Former prime ministers Dmitry Medvedev and Jens Stoltenberg, now respectively Deputy Head of Russia’s Security Council and NATO General Secretary, on the Russian-Norwegian border in 2013. (Thomas Nilsen / The Independent Barents Observer)

Accusing the U.S. and NATO of trying “to restrict Russia’s activities in the Arctic,” Dmitry Medvedev made clear that issues of national security will be part of his country’s upcoming chairmanship priorities in the Arctic Council.

According to the former president and prime minister, Russia is experiencing a wide range of threats in the Arctic from its NATO neighbors, including military buildup along its northern borders and the introduction of sanctions.

Russia wants peace, stability and mutually beneficial partnership, but that view is not shared by the NATO members, he argues.

“All of this, of course, poses direct threats to our national security,” Medvedev said in a Russian Security Council meeting this week. The meeting was the first in Council’s newly established Arctic Commission.

Strategic region

Medvedev highlighted that Russia has growing strategic interests in the Arctic, both in terms of economy and national security.

“This region is of special strategic importance for us. Here, the state is handling its most important tasks — the protection of economic interests and national security,” he said.

[Will the Arctic Council begin addressing national security?]

He also outlined how his country now is expanding its presence in the region with new major energy projects and infrastructure.

Medvedev, who in late 2019 was appointed Deputy Head of the Russian Security Council leaves no doubt that Russia will take appropriate actions to handle threats.

“Despite attempts from certain countries to destabilize the situation in the Arctic, we will successively protects our positions in the region.”

Security to Arctic Council

The new realities must now also be reflected in the work of intergovernmental organizations, Medvedev argues. And one of the most significant of those platforms is the Arctic Council, the powerful state official underlines.

According to Medvedev, Russia must now do its utmost to prepare for the upcoming chairmanship period.

“Russia must in the most serious manner address its work in the organization,” he underlined and added that the federal government in the near future will be requested to establish an organizational committee that is to prepare the chairmanship.

[Why Finland and Iceland want security politics in the Arctic Council]
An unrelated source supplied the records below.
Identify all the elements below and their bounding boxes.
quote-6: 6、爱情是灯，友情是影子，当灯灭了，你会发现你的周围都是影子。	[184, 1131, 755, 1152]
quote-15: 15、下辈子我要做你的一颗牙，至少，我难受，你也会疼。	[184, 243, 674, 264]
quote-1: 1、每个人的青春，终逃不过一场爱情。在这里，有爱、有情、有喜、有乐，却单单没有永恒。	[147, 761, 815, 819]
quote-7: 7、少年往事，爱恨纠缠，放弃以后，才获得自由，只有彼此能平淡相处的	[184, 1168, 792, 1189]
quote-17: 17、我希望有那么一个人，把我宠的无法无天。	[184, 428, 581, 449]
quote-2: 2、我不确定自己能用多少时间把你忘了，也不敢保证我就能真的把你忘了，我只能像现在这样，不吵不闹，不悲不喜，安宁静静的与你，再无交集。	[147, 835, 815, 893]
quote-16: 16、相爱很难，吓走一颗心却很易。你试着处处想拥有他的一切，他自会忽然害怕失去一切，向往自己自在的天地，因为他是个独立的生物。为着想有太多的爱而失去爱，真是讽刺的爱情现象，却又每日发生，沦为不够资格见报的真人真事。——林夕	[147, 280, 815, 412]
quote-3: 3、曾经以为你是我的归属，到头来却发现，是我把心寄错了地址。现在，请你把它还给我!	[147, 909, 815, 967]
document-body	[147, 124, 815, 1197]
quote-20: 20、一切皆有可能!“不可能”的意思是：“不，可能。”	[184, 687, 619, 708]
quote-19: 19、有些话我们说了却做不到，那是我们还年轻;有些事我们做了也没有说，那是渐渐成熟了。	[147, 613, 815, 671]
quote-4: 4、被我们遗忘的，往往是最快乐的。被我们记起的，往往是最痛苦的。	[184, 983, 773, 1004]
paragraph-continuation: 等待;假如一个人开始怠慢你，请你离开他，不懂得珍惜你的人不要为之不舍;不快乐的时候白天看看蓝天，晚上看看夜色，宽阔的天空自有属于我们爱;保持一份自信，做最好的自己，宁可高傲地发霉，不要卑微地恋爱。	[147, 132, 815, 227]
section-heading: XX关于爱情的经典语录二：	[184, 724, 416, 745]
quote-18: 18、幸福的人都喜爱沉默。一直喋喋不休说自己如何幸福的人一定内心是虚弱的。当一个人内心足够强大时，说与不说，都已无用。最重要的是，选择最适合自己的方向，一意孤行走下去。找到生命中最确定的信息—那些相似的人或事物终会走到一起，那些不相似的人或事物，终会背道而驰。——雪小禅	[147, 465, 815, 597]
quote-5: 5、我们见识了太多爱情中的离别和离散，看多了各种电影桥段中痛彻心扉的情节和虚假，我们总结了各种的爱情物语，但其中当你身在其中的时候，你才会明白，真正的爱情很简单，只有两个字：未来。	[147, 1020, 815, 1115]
That comes in addition to ongoing preparations conducted by the Russian Foreign Ministry together with the Ministry of the Far East and Arctic. The two ministries are elaborating a road map for the work that is to be completed no later than early February, Medvedev explained.

Russian chairmanship

Russia will take over the rotating chair of the Arctic Council in 2021 and lead the club until 2023. The official takeover of the chair will take place in a ceremony in Reykjavik, presumably in May 2021.

Currently, intergovernmental Arctic cooperation primarily includes joint action on environmental protection and research. The council’s founding document, the Ottawa Declaration of 1996, states that “the Arctic Council should not deal with matters related to military security.”

However, that framework was shaken in May 2019 when U.S State Secretary Mike Pompeo in a speech delivered ahead of an Arctic Council ministerial lashed out against Russia and China. According to Pompeo, Russia is acting with increasing aggression in the North and militarizes major parts of the region. He also attacked Russia’s development of the Northern Sea Route.

The Arctic Council includes eight member countries and several Indigenous Permanent Participants. In addition come a number of observer states and organizations.

Securitization

It is increasingly clear that Medvedev and the the Russian Security Council will play a key role in Russia’s chairmanship period in the Arctic Council. The security body has for years actively engaged in Arctic issues, and has under the auspices of its secretary, Nikolay Patrushev, organized a number of Arctic meetings with high-ranking international guests

With the establishment of its Arctic Commission, the council is likely to further bolster its Arctic activities.

The Russian Security Council is headed by President Vladimir Putin. Among its 12 permanent members are key representatives of the Russian top power and law enforcement authorities. The council holds weekly meetings.